Representing project applicant Lonnie Cooper Ventures at the Aug. 1 Alpharetta City Council meeting, attorney Julie Sellers said Alpharetta is bursting with dog owners, but not with opportunities for dogs to run free and play.
Sellers said that since the COVID-19 pandemic, pet and dog ownership has become even more important, and their business will provide a safe space for dogs and owners to gather and enjoy the outdoors.
“You see people with their dogs all over the place,” Sellers said. “Alpharetta is definitely a very dog-friendly city, and there are limited opportunities for dogs to be off leash. And so, this is a complement to the downtown area that has already been enhanced with a lot of restaurants, with a lot of retail, and certainly a lot of residents in the area.”
Sellers said the area of the proposed project has been historically underutilized, especially given its proximity to downtown and other parts of Alpharetta.
This project, she said, would bring the property in line with the aesthetic officials are trying to create throughout the city.
“We want this to have the appearance of a park, which is what it is and why we think that this is a great location for it,” Sellers said.
In addition to the restaurant, Sellers said Off Leash would include a 3,000-square-foot covered dog park area, separate large outdoors areas for small and large dogs, and a covered outdoor patio where owners could eat and relax with their pups.
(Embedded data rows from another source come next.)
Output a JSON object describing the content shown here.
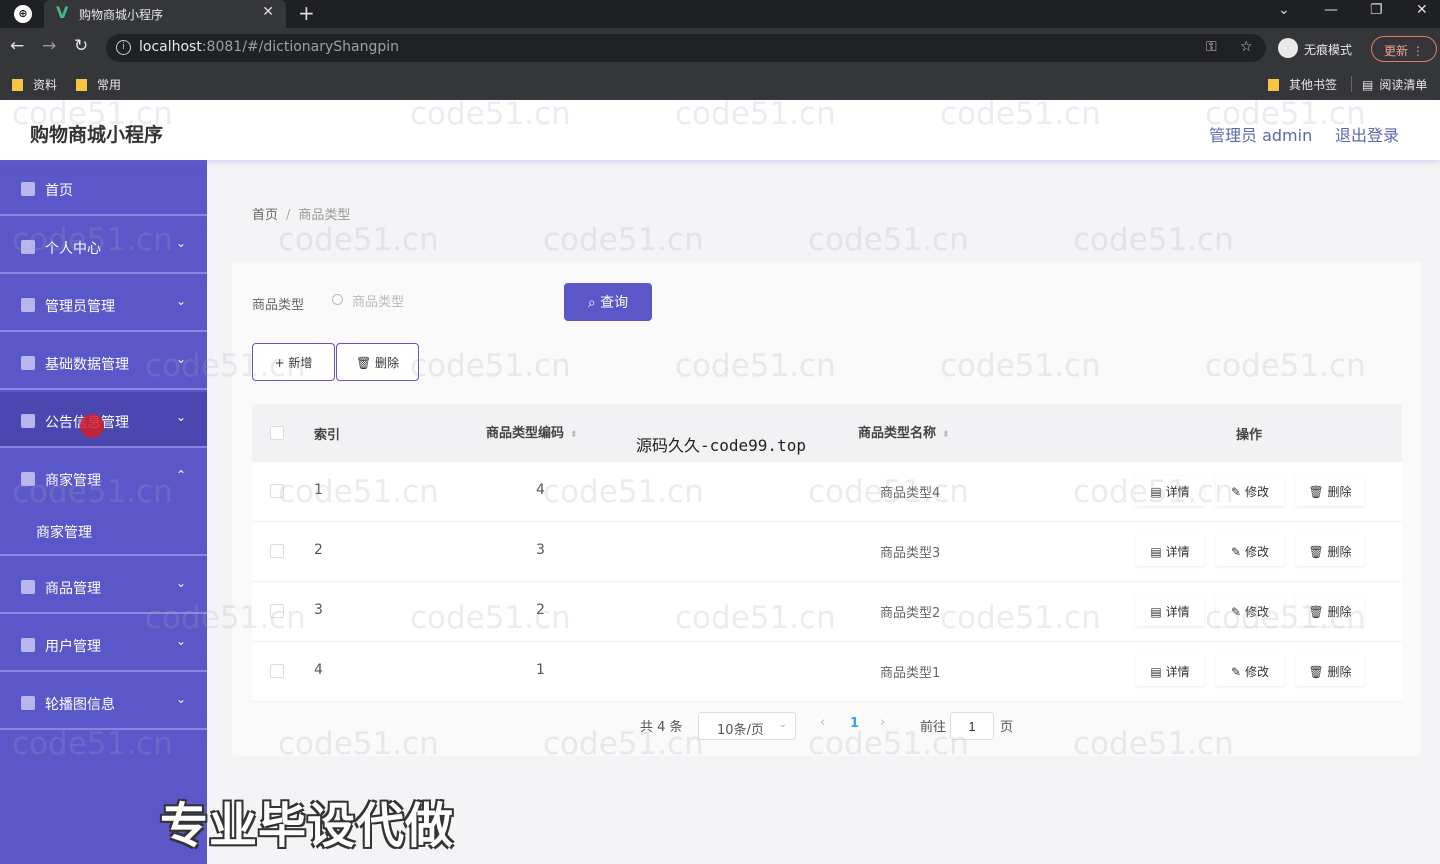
{
  "browser": {
    "tab_title": "购物商城小程序",
    "url_host": "localhost",
    "url_rest": ":8081/#/dictionaryShangpin",
    "incognito_label": "无痕模式",
    "update_label": "更新",
    "bookmarks": [
      "资料",
      "常用"
    ],
    "bookmarks_right": [
      "其他书签",
      "阅读清单"
    ]
  },
  "header": {
    "title": "购物商城小程序",
    "admin": "管理员 admin",
    "logout": "退出登录"
  },
  "sidebar": {
    "items": [
      {
        "label": "首页"
      },
      {
        "label": "个人中心"
      },
      {
        "label": "管理员管理"
      },
      {
        "label": "基础数据管理"
      },
      {
        "label": "公告信息管理"
      },
      {
        "label": "商家管理"
      },
      {
        "label": "商品管理"
      },
      {
        "label": "用户管理"
      },
      {
        "label": "轮播图信息"
      }
    ],
    "submenu": [
      "商家管理"
    ]
  },
  "breadcrumb": {
    "home": "首页",
    "current": "商品类型"
  },
  "search": {
    "label": "商品类型",
    "placeholder": "商品类型",
    "button": "查询"
  },
  "actions": {
    "add": "+ 新增",
    "delete": "删除"
  },
  "table": {
    "headers": [
      "索引",
      "商品类型编码",
      "商品类型名称",
      "操作"
    ],
    "rows": [
      {
        "index": "1",
        "code": "4",
        "name": "商品类型4"
      },
      {
        "index": "2",
        "code": "3",
        "name": "商品类型3"
      },
      {
        "index": "3",
        "code": "2",
        "name": "商品类型2"
      },
      {
        "index": "4",
        "code": "1",
        "name": "商品类型1"
      }
    ],
    "row_actions": {
      "detail": "详情",
      "edit": "修改",
      "delete": "删除"
    }
  },
  "pagination": {
    "total": "共 4 条",
    "page_size": "10条/页",
    "current_page": "1",
    "goto_label": "前往",
    "goto_value": "1",
    "unit": "页"
  },
  "overlays": {
    "watermark": "code51.cn",
    "code99": "源码久久-code99.top",
    "promo": "专业毕设代做"
  },
  "colors": {
    "sidebar": "#5a57c9",
    "accent": "#5a57c9",
    "active_page": "#409eff"
  }
}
Sellers said the operation will have trained employees, tentatively called “Dog Tenders,” who will be stationed in the park area to help and maintain safety.
She said the park will also have a one strike rule for aggressive dogs and won’t allow any balls or toys at the establishment, to avoid objects being launched into traffic on Old Milton Parkway.
After hearing from project representatives, council members and the public raised questions about safety at the Old Milton Parkway/South Main Street intersection.
Nearly all council members noted that the only thing separating dogs from traffic at the busy intersection would be a metal fence. They said with Off Leash projecting 1,000 members by the end of its first year, the operation is liable to draw hundreds of dogs to the park on a regular basis.
“I’m really struggling with this application and mostly with the 5-foot fence,” Councilman John Hipes said. “My research shows that dogs can jump a 5-foot fence, and then it would need to be a 5-foot fence.”
Other council members said they could support the project if fencing surrounding the dog park areas was a minimum of 6 feet. Others said that in either case, it would be up to the applicant to ensure the safety of dogs at the business and the surrounding citizens.
But Councilman Brian Will pointed out that, while raising the fence height would help ensure safety, it could also disrupt the aesthetics of the area.
“I understand that business owners are responsible if something happens, but on City Council we're responsible to do our best to make sure that the potential for something to happen, doesn't happen,” Will said. “We do this in every decision we make approving zoning … So, I cannot support this because I don't think it's safe. I don't think it's aesthetically pleasing.”
Councilman Donald Mitchell echoed Will’s comments, saying the fencing was too high for him to support.
“I can't support a 6-foot fence right on Old Milton,” Mitchell said. “I could support the project, but I'm not there with a 6-foot fence around the whole thing. We don't even have a 6-foot fence in our own city’s dog park.”
Despite objections, the plans were approved 5-2, with Mitchell and Will casting the dissenting votes.